A bit confused what a variable is

Just following this example from the interactive book:

fn main() {
let mut x: Box<i32> = Box::new(1);
let a: i32 = *x;         // *x reads the heap value, so a = 1
*x += 1;                 // *x on the left-side modifies the heap value,
                         //     so x points to the value 2

let r1: &Box<i32> = &x;  // r1 points to x on the stack
let b: i32 = **r1;       // two dereferences get us to the heap value

let r2: &i32 = &*x;      // r2 points to the heap value directly
let c: i32 = *r2;    // so only one dereference is needed to read it
}

* is "clicking" on a reference, following a heap pointer to the value. And also allows updating in this case. From that, one would say x is simply the reference.

x is the variable that binds the instance of Box<i32>, which is located in the stack, but it has some properties etc., and a heap pointer to the numeric result (the i32 value).

  • So is x just a reference that leads to its value when de-referenced, or what would be a good way to think about it (for a person newly introduced to Rust)?

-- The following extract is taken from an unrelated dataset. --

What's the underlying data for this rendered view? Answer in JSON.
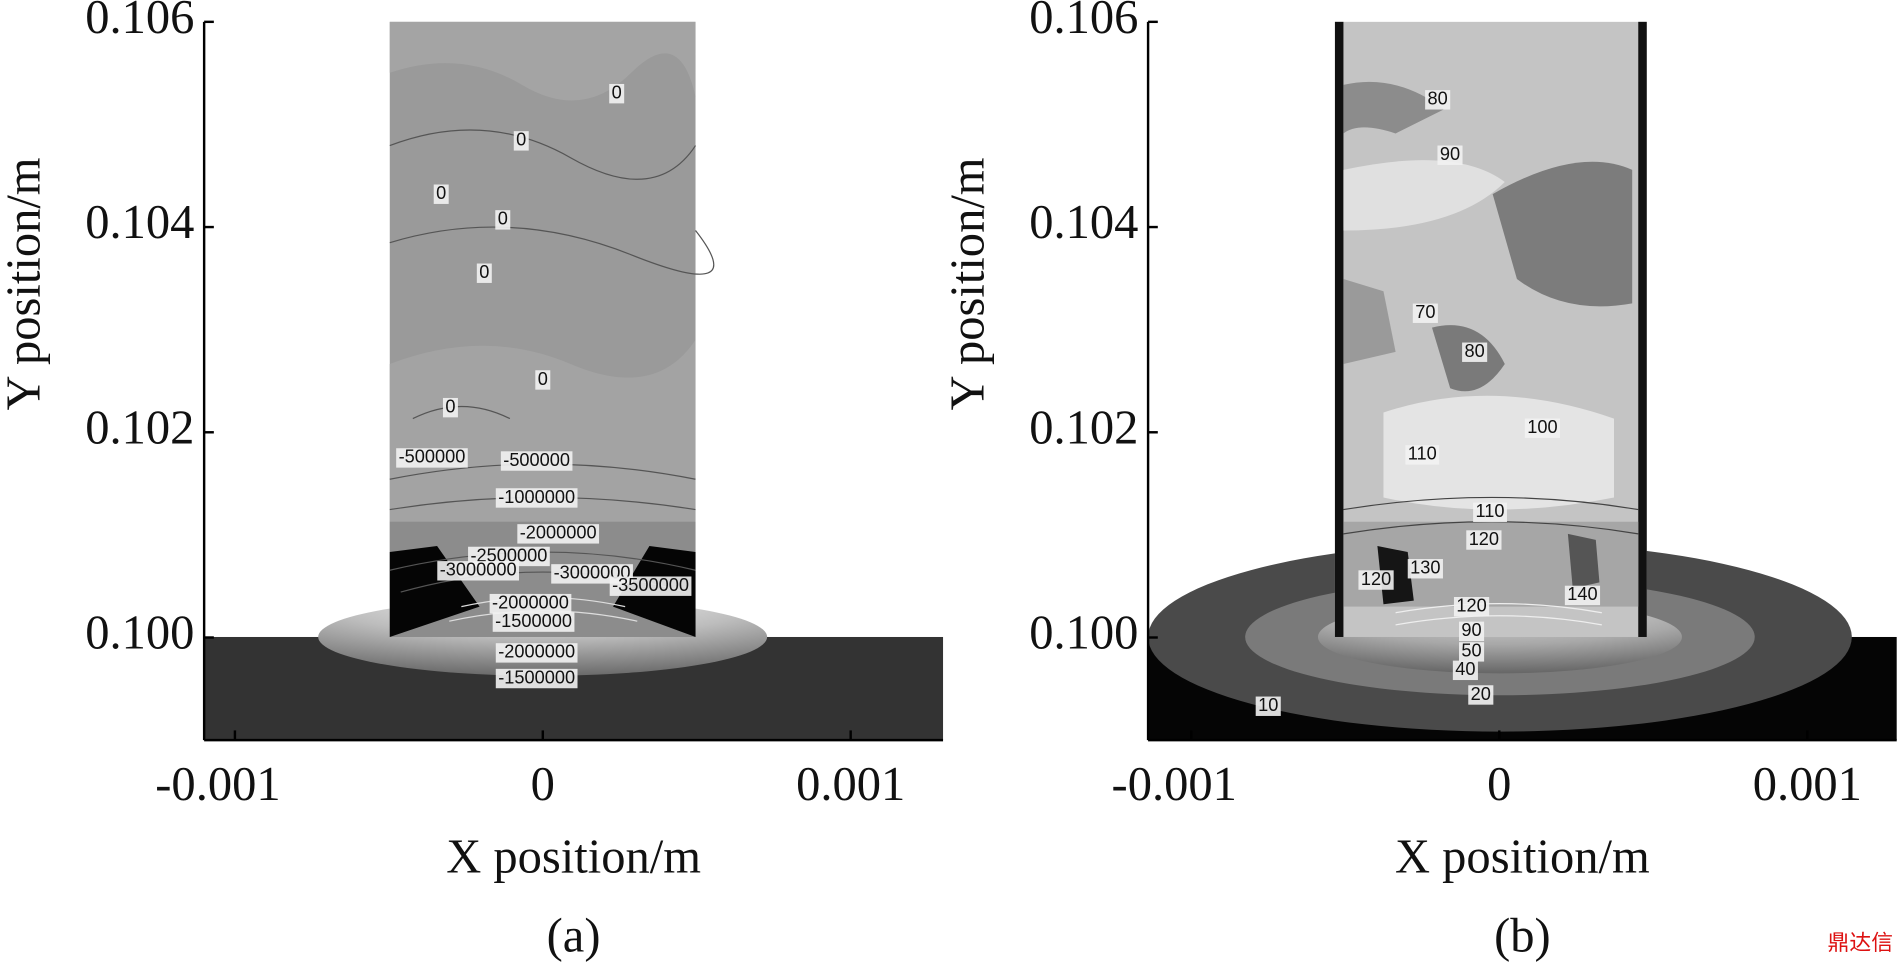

  • Or should I think of x as a pointer to the start of the item in the stack? Or is x a Stack address?

  • Or what?

Ah yes, the syntax is the cause of your confusion and that is understandable.

  • x is the name of a "thing" on the stack. The "thing" here is a Box which is a struct with a pointer to a heap "object". In this case, it is a Box<i32>, so the Box contains a pointer to an i32 on the heap, initialized to 1.
  • *x works because of two traits called Deref and DerefMut. Implementing these traits for your struct makes any "object" of the struct de-referencable using * operator like a struct.
  • In Rust, the * operator also allows you to de-reference a reference.

You can read the docs for the Deref and the DerefMut.

5 Likes

In Rust, the word "reference" usually refers[1] to a shared reference (&_) or exclusive reference (&mut _), so you might want to use broader term like "pointer". I think of Box<_> as an owning pointer.

Rust doesn't distinguish pointers by where they point at the language level, but at the library level a Box guarantees that it points at the heap (or nowhere in particular, for the case of boxing a zero-sized type).

You can conceptually think of it as being the Box pointer which is stored on the stack (and the pointer points at the heap). It's somewhat like the String examples in these diagrams.

r1                 x, *r1             *x, **r1, *r2      r2 (&*x, &**r1)
+-----------+      +-----------+      +-----------+      +-----------+
| &Box<i32> | ---> | Box<i32>  | ---> | i32       | <--- | &i32      |
+-----------+      +-----------+      +-----------+      +-----------+

Dereferencing (like *x) creates a place expression representing the memory position pointed to by x.[2] Depending on the surrounding code, you can either do something with the value at that memory position while leaving it in place, or you can copy or move out of that place.

// Copies out of `*x`.  It would be a move if `i32` did not implement `Copy`
let a = *x;
// Modifies the value in place (without copying/moving)
*x += 1;
// Create a reference to the place without copying/moving the value
let r2 = &*x;

Variables are actually also place expressions.

// Create a reference to the place without copying/moving the value
let r1 = &x;
// This would move the `Box<_>`.
let y = x;

You can read more about place expressions here.


  1. heh ↩︎

  2. It's a built-in operation for references and Box. For other Deref implementors, like Vec<_> or String or Arc<_>, it represents *<_ as Deref>::deref(&variable). deref returns a reference, so this is still representing the memory position pointed to by some pointer. You can generally suppose the Deref implementation is "reasonable" and thus still think of it as what the variable points to (even though implementations can technically return a reference to static memory or such instead). ↩︎

5 Likes

Your aside mentioned Box having deref being built-in, but there's a perfectly reasonable looking Deref for Box here? boxed.rs - source

That's to satisfy trait bounds and direct calls. It's not used for * or that definition would recurse. &_ and &mut _ have implementations too, and they'd also be recursive if * wasn't built-in.

The built-in derefence for Box is what allows moving things out of a Box, tracking uninit state so you can reinitialize a Box, and splitting borrows through a Box. Things you can't do with *Deref::deref(..) or *DerefMut::deref_mut(..).

2 Likes

Ah, I mentally inserted a .0 in there! I'm on very shaky ground about the box magic, especially with the reverted box syntax

That's very helpful (also the other answer, but this clicked for me). Thank you.